Sidney Poitier’s directorial debut Buck and the Preacher (1972) began with Joseph Sargent at the helm, but due to “creative differences,” producer and star Poitier took the reins for this Black Western set in the Reconstruction era following the Civil War. Poitier is Buck, a wagon master leading a caravan of Black pioneers from the fields of Louisiana to unsettled lands in the West.
A dangerous journey to begin with, the trek is made all the more treacherous due to white bounty hunters—led by the film’s villain, Deshay (Cameron Mitchell)—who aim to force the would-be settlers back to Louisiana.
Deshay is particularly keen on stopping Buck and sets an ambush for him early on that fails. During the escape, Buck comes across the “Reverend” Willis Oakes Rutherford (Harry Belafonte), a con artist carrying a pistol in his oversized Bible. Buck steals the Reverend’s horse (although he offers to pay) and eats some of the man’s rabbit-on-a-spit dinner before riding off, which understandably causes a bit of bad blood between the pair.
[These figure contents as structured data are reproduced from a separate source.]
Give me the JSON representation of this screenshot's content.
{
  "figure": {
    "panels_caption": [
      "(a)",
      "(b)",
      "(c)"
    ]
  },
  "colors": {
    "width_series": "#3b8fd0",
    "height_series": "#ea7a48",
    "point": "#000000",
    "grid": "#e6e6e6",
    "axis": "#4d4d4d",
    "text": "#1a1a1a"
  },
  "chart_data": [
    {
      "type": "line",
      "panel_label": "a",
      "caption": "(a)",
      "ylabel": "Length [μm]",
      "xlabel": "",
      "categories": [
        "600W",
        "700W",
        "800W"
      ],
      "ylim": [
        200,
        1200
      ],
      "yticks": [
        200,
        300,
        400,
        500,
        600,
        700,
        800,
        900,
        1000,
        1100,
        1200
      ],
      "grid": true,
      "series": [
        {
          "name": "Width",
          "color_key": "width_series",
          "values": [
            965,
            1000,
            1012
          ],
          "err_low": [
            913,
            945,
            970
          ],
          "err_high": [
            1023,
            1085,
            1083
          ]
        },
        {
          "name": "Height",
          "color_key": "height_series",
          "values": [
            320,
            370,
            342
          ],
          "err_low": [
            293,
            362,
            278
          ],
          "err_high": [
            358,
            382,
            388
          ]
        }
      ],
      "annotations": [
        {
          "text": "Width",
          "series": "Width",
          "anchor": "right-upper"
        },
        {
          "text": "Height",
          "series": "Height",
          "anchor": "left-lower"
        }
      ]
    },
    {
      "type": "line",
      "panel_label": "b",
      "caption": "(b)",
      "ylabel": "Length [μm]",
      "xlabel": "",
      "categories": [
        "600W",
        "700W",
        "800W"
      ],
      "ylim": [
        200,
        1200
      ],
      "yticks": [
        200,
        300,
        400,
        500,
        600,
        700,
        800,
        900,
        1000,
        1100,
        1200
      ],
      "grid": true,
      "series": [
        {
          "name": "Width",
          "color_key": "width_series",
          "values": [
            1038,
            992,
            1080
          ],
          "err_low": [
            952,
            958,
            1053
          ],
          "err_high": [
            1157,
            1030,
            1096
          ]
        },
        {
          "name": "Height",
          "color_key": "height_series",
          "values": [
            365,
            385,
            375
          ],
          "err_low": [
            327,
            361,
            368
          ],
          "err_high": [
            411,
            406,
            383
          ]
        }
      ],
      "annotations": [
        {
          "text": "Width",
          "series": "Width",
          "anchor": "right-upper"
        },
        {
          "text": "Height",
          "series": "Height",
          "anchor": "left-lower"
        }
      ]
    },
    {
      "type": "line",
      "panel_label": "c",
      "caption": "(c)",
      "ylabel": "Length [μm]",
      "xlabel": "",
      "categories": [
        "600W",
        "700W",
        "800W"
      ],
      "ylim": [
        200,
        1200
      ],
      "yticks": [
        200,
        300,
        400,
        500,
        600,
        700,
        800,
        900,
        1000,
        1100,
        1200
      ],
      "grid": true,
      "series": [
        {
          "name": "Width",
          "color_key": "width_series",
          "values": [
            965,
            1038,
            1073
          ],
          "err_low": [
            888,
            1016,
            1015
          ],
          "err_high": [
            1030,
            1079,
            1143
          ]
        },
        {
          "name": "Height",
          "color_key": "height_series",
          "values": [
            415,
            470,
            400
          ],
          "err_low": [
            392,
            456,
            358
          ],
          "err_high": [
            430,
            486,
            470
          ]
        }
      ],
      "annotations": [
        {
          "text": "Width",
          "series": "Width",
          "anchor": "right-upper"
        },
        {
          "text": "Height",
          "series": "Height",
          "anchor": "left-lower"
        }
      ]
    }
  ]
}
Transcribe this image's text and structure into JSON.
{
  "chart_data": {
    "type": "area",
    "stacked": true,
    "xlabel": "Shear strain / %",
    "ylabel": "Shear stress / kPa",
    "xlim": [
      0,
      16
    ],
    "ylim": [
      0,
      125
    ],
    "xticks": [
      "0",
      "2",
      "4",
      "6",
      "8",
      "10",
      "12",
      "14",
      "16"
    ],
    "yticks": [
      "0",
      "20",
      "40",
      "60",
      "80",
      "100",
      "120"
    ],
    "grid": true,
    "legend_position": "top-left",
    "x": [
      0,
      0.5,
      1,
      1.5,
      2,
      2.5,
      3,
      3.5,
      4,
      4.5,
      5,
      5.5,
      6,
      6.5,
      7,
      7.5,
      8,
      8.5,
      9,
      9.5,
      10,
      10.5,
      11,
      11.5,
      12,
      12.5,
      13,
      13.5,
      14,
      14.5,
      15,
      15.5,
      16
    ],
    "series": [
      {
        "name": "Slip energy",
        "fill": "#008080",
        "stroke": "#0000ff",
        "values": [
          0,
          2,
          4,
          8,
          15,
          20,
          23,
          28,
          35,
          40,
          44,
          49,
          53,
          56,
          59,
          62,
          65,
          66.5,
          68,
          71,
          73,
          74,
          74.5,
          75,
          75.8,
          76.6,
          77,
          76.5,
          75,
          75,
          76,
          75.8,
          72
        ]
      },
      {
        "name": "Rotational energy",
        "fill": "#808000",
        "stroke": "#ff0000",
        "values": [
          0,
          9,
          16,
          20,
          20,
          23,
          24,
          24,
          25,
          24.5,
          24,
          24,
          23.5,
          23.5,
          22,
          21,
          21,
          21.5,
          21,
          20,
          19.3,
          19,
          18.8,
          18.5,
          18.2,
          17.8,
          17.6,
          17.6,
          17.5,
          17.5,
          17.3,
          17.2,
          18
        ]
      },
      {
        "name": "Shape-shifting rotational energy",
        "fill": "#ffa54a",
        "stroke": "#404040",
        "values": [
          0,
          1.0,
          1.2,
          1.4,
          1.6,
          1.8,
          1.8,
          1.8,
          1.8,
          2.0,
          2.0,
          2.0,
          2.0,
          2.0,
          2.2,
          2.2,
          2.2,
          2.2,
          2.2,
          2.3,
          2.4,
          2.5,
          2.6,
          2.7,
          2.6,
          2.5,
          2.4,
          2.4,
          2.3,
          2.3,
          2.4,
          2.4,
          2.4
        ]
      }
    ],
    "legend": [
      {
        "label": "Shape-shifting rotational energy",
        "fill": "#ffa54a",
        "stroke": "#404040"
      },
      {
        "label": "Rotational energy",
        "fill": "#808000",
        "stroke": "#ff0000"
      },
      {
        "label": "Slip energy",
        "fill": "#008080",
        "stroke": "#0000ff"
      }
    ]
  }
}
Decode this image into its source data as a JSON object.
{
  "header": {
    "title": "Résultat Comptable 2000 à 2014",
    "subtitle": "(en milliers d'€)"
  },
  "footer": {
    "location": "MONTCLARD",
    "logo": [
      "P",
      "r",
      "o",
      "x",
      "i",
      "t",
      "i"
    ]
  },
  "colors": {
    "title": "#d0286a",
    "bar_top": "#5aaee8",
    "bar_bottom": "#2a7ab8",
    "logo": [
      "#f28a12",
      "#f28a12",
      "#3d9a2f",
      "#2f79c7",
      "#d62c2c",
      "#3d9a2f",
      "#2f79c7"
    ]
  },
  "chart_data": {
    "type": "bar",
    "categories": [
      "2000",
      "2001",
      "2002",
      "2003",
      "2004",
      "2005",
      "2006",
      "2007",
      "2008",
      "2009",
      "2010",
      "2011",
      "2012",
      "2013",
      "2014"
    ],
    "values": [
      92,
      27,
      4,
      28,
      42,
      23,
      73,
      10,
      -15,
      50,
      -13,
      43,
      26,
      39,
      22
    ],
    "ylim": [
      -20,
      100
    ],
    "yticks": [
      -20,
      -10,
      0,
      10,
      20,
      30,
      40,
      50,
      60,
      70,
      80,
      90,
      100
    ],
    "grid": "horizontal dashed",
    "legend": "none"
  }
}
When the Reverend later encounters the self-appointed posse led by Deshay, the latter agrees to pay a $500 reward for Buck—dead or alive. But even a rapscallion like the Reverend will eventually see the brutal injustice that Deshay and his ilk represent.
Made in an era when deep social unrest divided America over issues ranging from civil rights to Vietnam, “Buck and the Preacher” is hardly a militantly activist film; it is first and foremost a studio picture (Columbia) that is meant to entertain, which it does reasonably well.
Poitier’s strong, mostly silent type nicely meshes with Belafonte’s grinning-while-conniving trickster and one or both are onscreen nearly all the time. But room is made for Ruby Dee in a small but affecting role as Buck’s partner, who makes a poignant speech about escaping to Canada rather than continuing to live in an irredeemably racist America. And Belafonte’s wife, Julie Robinson Belafonte, is featured in a subplot, playing a bilingual spouse to a Native American chief who aids Buck in trying to safely shepherd his wagon train to a green valley promised land in Colorado.
Presented with a new 4K digital restoration, extras include a new interview with Mia Mask, author of Black Rodeo: A History of the African American Western; behind-the-scenes footage featuring director and actor Sidney Poitier and actor Harry Belafonte; interviews with Poitier and Belafonte from 1972 episodes of Soul! and The Dick Cavett Show; a new interview with Gina Belafonte, daughter of Harry Belafonte; and a leaflet with an essay by critic Aisha Harris.
A rare Black Western from the ‘70s, Buck and the Preacher is a solid buddy dramedy with a bit of a social bite. Recommended for classic film collections in public libraries and for film programming on Black cinema.